When is too much too much? Scoring isn’t everything. Is it? In the US, Soccer is put down because scoring can be non-existent thus boring, baseball is too slow and instant replay isn’t instant enough in football. Golf on the other hand “must” have birdies or else it isn’t exciting and fans won’t show up at tournaments. Enough!
This past Sunday at The Greenbrier Classic in White Sulfur Springs, W. Va., Stewart Appleby was 11 under par on the par 70 “The Old White” course shooting the 5th ever 59 on the PGA Tour in it’s history. This week a 17 year old high school student, Bobby Wyatt had an amazing 57 in the Alabama Golf Association State Boys Championship on the Country Club of Mobile, Alabama a par 71 course, playing 6,643 yards. That’s 14 under par! Enough! Something must be done! The ball is going to far and courses are running out of room and money to expand.
Back to The Greenbrier Classic. On Sunday 77 golfers played the 4th and final round of the tournament. Eight were over par, six were even par and fifty one were under par. The par 5, 12th measuring 568 yards gave up only two bogeys and one other. The hole played to 4.286, hardly a difficult par 4 if it were in one of the major tournaments. The most difficult hole was the par 3 15th. It played 3.091 to par with 12 bogeys and one other. Just not that difficult.
Scoring is down, no doubt about that. The better the player the more club and ball technology means to the golfer in distance and accuracy. Also there’s much better player fitness and better course conditions no wonder scoring is substantially down. But the most critical issue in keeping the scoring low and the patrons watching from the galleries and television is money. Golf is a multi-billion dollar industry and the PGA is unwilling to change it’s position, keeping it’s eye on the bank account. Forcing manufactures to limit the distance the ball flies takes money out of their bank accounts and the implied advertising advantage over their competitors.
Changes to the ball have been suggested, but that means all balls are the same. No competition. Same is true of shafts and clubs. I’m inclined to believe that reducing the sweet spot on the club face in relationship to the year-end final average score and/or the distance each club can achieve, might be a better answer. The USGA and R&A would have to determine what the optimum distance each club could attain, determine the sweet spot dimensions to limit distance by shrinking the area of maximum distance. Doing so allows the manufacturers to continue with their advancements in design, keeping scores reasonable and courses financially secure and out of bankruptcy.
Men’s US Senior Open Golf Championship – Seattle
Fred Couples almost pulled off a special win this past week in the Seattle area, his home town.

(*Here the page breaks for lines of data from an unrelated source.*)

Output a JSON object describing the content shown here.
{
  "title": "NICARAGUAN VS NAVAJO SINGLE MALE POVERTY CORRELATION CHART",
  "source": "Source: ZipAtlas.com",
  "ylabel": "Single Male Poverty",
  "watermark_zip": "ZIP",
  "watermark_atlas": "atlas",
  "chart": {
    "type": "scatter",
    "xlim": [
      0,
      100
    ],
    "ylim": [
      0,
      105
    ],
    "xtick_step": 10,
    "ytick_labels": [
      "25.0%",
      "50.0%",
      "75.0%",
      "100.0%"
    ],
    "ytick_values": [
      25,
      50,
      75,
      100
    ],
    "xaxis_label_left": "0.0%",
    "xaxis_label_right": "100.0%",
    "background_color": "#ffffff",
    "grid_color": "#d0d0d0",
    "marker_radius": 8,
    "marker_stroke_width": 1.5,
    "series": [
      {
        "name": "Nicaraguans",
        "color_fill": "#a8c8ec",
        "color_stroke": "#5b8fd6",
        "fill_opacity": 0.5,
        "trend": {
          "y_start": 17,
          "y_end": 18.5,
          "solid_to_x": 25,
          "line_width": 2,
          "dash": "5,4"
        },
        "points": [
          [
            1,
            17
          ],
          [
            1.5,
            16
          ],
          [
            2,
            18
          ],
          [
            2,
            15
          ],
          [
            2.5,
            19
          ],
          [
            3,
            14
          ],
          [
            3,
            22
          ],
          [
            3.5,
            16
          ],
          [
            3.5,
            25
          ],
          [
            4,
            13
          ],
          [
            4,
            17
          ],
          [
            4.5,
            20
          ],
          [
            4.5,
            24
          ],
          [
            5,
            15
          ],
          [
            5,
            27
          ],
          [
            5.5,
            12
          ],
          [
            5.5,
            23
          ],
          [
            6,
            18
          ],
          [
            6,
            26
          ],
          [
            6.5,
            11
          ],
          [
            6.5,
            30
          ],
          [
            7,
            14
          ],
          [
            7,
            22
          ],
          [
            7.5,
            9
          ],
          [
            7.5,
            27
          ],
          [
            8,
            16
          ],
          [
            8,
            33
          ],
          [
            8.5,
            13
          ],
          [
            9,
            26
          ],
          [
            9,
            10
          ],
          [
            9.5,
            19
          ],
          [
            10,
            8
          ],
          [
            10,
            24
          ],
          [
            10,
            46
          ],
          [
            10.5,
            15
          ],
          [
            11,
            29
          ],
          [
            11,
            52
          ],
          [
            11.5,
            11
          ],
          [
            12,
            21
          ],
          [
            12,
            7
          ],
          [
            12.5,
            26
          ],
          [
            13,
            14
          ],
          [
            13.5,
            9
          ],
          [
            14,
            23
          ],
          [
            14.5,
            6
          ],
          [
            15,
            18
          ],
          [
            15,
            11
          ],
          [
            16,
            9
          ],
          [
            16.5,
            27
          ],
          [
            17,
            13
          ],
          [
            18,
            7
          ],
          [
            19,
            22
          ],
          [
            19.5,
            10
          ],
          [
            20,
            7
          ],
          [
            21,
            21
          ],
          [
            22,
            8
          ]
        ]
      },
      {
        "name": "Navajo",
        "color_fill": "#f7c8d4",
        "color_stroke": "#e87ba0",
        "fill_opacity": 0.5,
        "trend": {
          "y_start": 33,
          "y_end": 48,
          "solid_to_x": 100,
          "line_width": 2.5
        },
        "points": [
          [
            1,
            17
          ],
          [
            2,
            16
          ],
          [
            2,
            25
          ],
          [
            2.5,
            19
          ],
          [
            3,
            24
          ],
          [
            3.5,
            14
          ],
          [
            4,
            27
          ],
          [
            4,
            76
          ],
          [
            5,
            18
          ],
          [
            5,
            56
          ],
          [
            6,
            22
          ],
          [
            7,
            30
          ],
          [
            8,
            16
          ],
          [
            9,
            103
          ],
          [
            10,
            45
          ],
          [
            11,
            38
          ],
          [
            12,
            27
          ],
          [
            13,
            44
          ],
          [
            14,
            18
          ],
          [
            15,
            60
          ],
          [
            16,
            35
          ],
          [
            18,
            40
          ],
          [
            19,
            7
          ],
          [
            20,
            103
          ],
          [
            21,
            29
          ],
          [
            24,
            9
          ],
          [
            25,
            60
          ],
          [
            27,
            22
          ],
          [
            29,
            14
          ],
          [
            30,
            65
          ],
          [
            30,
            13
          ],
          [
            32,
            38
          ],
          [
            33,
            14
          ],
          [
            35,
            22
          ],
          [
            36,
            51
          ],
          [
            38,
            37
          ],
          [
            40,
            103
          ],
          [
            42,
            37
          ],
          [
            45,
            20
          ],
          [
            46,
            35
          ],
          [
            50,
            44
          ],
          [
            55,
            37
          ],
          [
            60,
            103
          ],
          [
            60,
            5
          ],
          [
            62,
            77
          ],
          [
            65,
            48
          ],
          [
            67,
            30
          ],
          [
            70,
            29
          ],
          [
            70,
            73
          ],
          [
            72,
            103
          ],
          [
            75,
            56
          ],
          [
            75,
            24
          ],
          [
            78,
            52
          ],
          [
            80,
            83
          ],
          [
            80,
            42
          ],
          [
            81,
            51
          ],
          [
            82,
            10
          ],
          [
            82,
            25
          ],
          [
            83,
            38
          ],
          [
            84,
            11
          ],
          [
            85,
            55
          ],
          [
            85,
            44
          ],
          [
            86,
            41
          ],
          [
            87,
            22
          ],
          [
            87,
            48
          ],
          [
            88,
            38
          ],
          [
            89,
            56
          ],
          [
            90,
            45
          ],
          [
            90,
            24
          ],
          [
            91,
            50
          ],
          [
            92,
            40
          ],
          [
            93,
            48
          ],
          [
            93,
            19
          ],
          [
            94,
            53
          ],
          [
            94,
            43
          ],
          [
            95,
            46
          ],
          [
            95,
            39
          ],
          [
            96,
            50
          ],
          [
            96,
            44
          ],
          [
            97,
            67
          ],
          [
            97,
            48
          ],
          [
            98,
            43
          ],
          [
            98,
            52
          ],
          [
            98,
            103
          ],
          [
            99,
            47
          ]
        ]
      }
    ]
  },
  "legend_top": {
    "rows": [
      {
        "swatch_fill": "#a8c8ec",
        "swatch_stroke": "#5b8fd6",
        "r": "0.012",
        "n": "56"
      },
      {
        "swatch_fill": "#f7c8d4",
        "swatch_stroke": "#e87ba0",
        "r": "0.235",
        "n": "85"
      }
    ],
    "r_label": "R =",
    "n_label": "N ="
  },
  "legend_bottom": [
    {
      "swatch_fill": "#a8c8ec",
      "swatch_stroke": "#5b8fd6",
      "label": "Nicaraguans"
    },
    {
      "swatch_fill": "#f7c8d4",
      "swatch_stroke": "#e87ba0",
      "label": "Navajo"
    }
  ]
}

Tied with Bernard Langer going into the final round, Freddie triple bogeyed the 2nd hole while Bernard birdied puting the tournament out of reach for Fred. Technology was once again apparent to those of us who watch and listen closely to the telecasts. Fred didn’t use a driver once during the week. Now Sahallee Country Club has extremely tight fairways with one par 4 only 16 yards wide but the course isn’t that short, 6,866 yards, for the seniors. Freddie was able to hit his utility club, irons and 3 wood off of most tees, often in the 300 yard range.
Listening to an interview on a local sports talk show Couples admitted that he should have played the 2nd hole much differently. He went so far to say that 99 out of 100 times he would not lay up on that par 5. He “chunked” his third shot, a difficult lob over a pond, landing in the pond taking a triple bogey on the hole giving Langer a four stroke lead. Bernard didn’t back off winning by 3 strokes after Couples reduced the lead to 2 after birdieing the 16th. It would have been a huge bonus for the 30,000 plus fans in the gallery if Freddie had pulled this one out.